Despite unconditional US and western security band military support, Tel Aviv has been unable to definitively impose its control over Jabalia or other areas. The PIJ official emphasizes that the Al-Quds Brigades, his movement’s military wing, is still present throughout the Gaza Strip, and there is no fear of resistance weakening.

Analysts, including some within the Biden administration, agree that Israel is far from achieving victory. It has neither captured land, freed prisoners, nor killed senior resistance leaders. Lacking a credible plan for the “next day” and unable to destroy the labyrinth of tunnels, Israel is lost in the labyrinths above ground, not just below.

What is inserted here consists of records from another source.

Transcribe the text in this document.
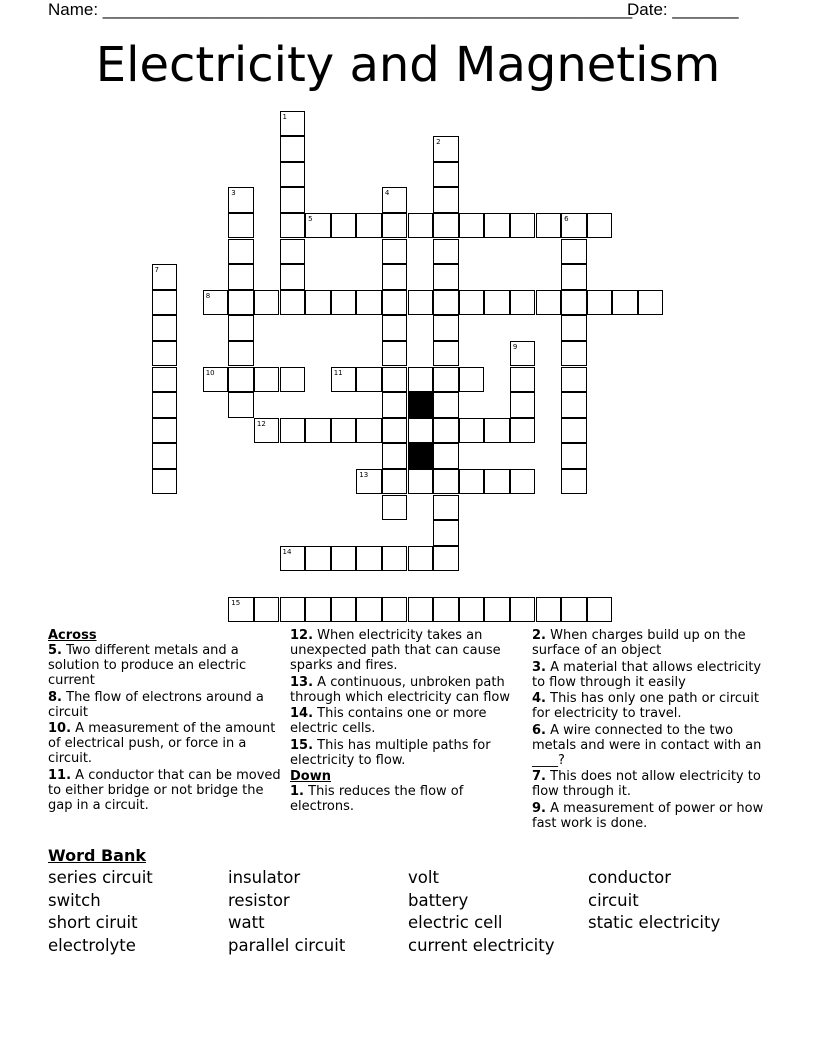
Name: ________________________________________________________
Date: _______
Electricity and Magnetism
1
2
3	4
5	6
7
8
9
10	11
12
13
14
15
Across
5. Two different metals and a solution to produce an electric current
8. The flow of electrons around a circuit
10. A measurement of the amount of electrical push, or force in a circuit.
11. A conductor that can be moved to either bridge or not bridge the gap in a circuit.
12. When electricity takes an unexpected path that can cause sparks and fires.
13. A continuous, unbroken path through which electricity can flow
14. This contains one or more electric cells.
15. This has multiple paths for electricity to flow.
Down
1. This reduces the flow of electrons.
2. When charges build up on the surface of an object
3. A material that allows electricity to flow through it easily
4. This has only one path or circuit for electricity to travel.
6. A wire connected to the two metals and were in contact with an ____?
7. This does not allow electricity to flow through it.
9. A measurement of power or how fast work is done.
Word Bank
series circuit	insulator	volt	conductor
switch	resistor	battery	circuit
short ciruit	watt	electric cell	static electricity
electrolyte	parallel circuit	current electricity
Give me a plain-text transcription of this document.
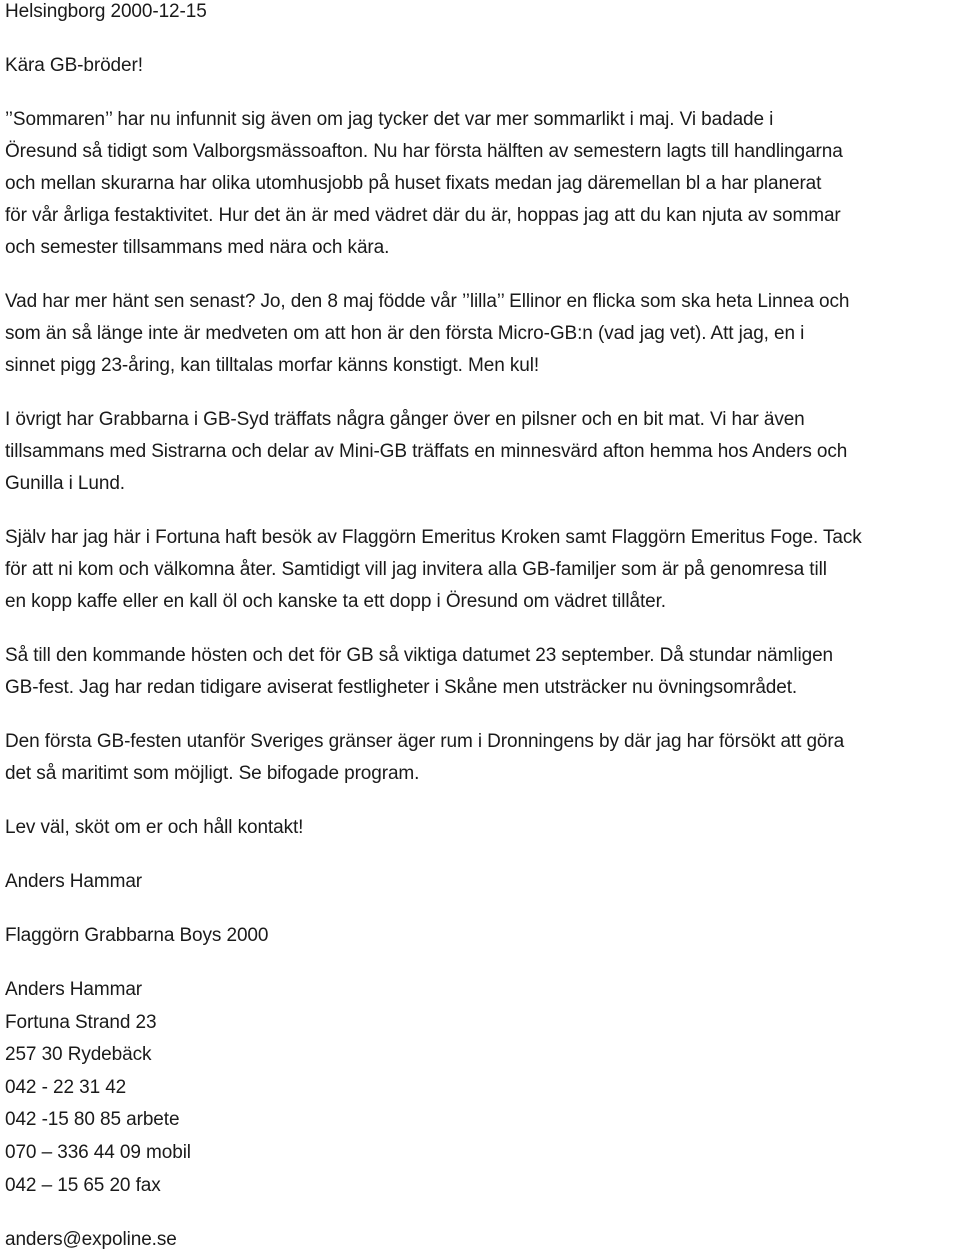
Helsingborg 2000-12-15

Kära GB-bröder!

’’Sommaren’’ har nu infunnit sig även om jag tycker det var mer sommarlikt i maj. Vi badade i
Öresund så tidigt som Valborgsmässoafton. Nu har första hälften av semestern lagts till handlingarna
och mellan skurarna har olika utomhusjobb på huset fixats medan jag däremellan bl a har planerat
för vår årliga festaktivitet. Hur det än är med vädret där du är, hoppas jag att du kan njuta av sommar
och semester tillsammans med nära och kära.
Vad har mer hänt sen senast? Jo, den 8 maj födde vår ’’lilla’’ Ellinor en flicka som ska heta Linnea och
som än så länge inte är medveten om att hon är den första Micro-GB:n (vad jag vet). Att jag, en i
sinnet pigg 23-åring, kan tilltalas morfar känns konstigt. Men kul!
I övrigt har Grabbarna i GB-Syd träffats några gånger över en pilsner och en bit mat. Vi har även
tillsammans med Sistrarna och delar av Mini-GB träffats en minnesvärd afton hemma hos Anders och
Gunilla i Lund.
Själv har jag här i Fortuna haft besök av Flaggörn Emeritus Kroken samt Flaggörn Emeritus Foge. Tack
för att ni kom och välkomna åter. Samtidigt vill jag invitera alla GB-familjer som är på genomresa till
en kopp kaffe eller en kall öl och kanske ta ett dopp i Öresund om vädret tillåter.
Så till den kommande hösten och det för GB så viktiga datumet 23 september. Då stundar nämligen
GB-fest. Jag har redan tidigare aviserat festligheter i Skåne men utsträcker nu övningsområdet.
Den första GB-festen utanför Sveriges gränser äger rum i Dronningens by där jag har försökt att göra
det så maritimt som möjligt. Se bifogade program.

Lev väl, sköt om er och håll kontakt!

Anders Hammar

Flaggörn Grabbarna Boys 2000

Anders Hammar
Fortuna Strand 23
257 30 Rydebäck
042 - 22 31 42
042 -15 80 85 arbete
070 – 336 44 09 mobil
042 – 15 65 20 fax

anders@expoline.se
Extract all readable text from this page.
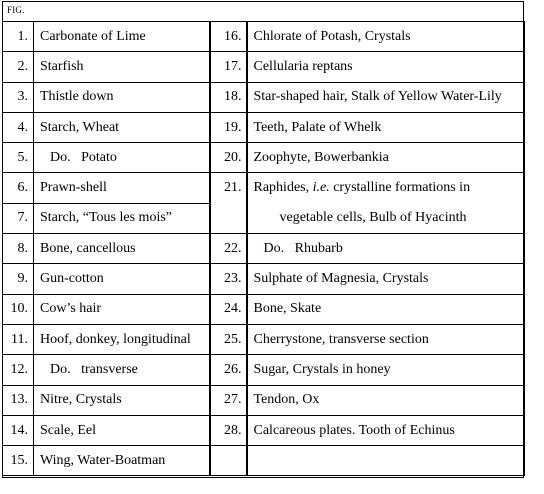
FIG.
1.	Carbonate of Lime	16.	Chlorate of Potash, Crystals
2.	Starfish	17.	Cellularia reptans
3.	Thistle down	18.	Star-shaped hair, Stalk of Yellow Water-Lily
4.	Starch, Wheat	19.	Teeth, Palate of Whelk
5.	Do.   Potato	20.	Zoophyte, Bowerbankia
6.	Prawn-shell	21.	Raphides, i.e. crystalline formations in
7.	Starch, “Tous les mois”		vegetable cells, Bulb of Hyacinth
8.	Bone, cancellous	22.	Do.   Rhubarb
9.	Gun-cotton	23.	Sulphate of Magnesia, Crystals
10.	Cow’s hair	24.	Bone, Skate
11.	Hoof, donkey, longitudinal	25.	Cherrystone, transverse section
12.	Do.   transverse	26.	Sugar, Crystals in honey
13.	Nitre, Crystals	27.	Tendon, Ox
14.	Scale, Eel	28.	Calcareous plates. Tooth of Echinus
15.	Wing, Water-Boatman		
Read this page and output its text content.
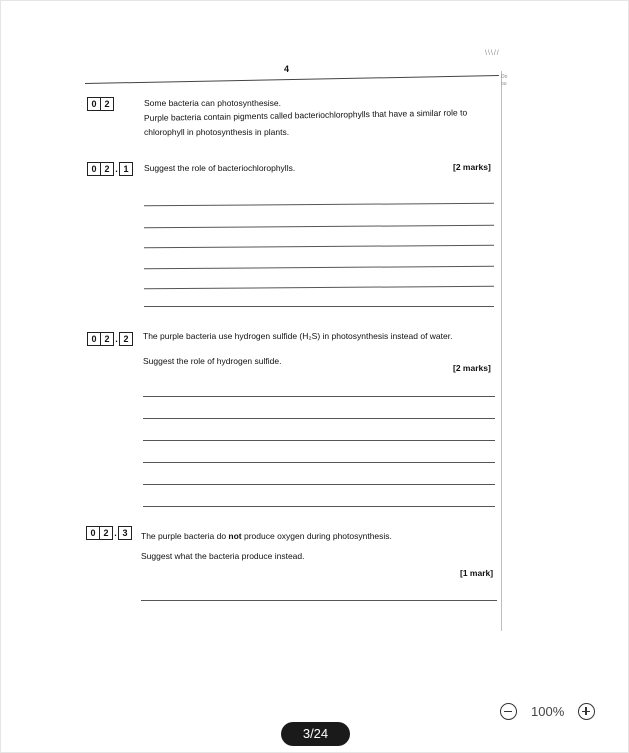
\\\//
Do
ou
4
0 2	Some bacteria can photosynthesise.
Purple bacteria contain pigments called bacteriochlorophylls that have a similar role to
chlorophyll in photosynthesis in plants.
0 2 . 1	Suggest the role of bacteriochlorophylls.	[2 marks]
0 2 . 2	The purple bacteria use hydrogen sulfide (H₂S) in photosynthesis instead of water.
Suggest the role of hydrogen sulfide.
[2 marks]
0 2 . 3	The purple bacteria do not produce oxygen during photosynthesis.
Suggest what the bacteria produce instead.
[1 mark]
100%
3/24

What happened to Tel Aviv’s boasts of killing 13,000 Hamas militants (out of 30,000–40,000 fighters), or its identification and destruction of “Hamas tunnels,” or its “cleansing” of entire areas from resistance control? What happened to Netanyahu’s claims that only “four battalions” were left in Hamas?

How is the Palestinian resistance still fighting fiercely in Shujaiya, Jabalia, Al-Zaytoun, Deir al-Balah, all the way to Rafah in Gaza’s south? How are Israeli tanks and armored vehicles being depleted so quickly, and the occupation forces dying in larger numbers than before?

If Netanyahu was betting that the subjugation of Jabalia, Rafah, and other key areas would facilitate his ability to negotiate the release of Israeli prisoners, he should cut his losses quickly to evade two defeats: a political one from his coalition partners and an angry public, and a military one in Gaza.

It is only a Gaza ceasefire that can save the Israeli prime minister from a Palestinian war of attrition, which will wear down Israeli morale, drain its economy, and frustrate its western allies.

For Haj Moussa, “the talk of Netanyahu and the occupation leaders about the expected victory, it is nothing but an illusion, and they are nothing but slogans that have nothing to do with the truth.”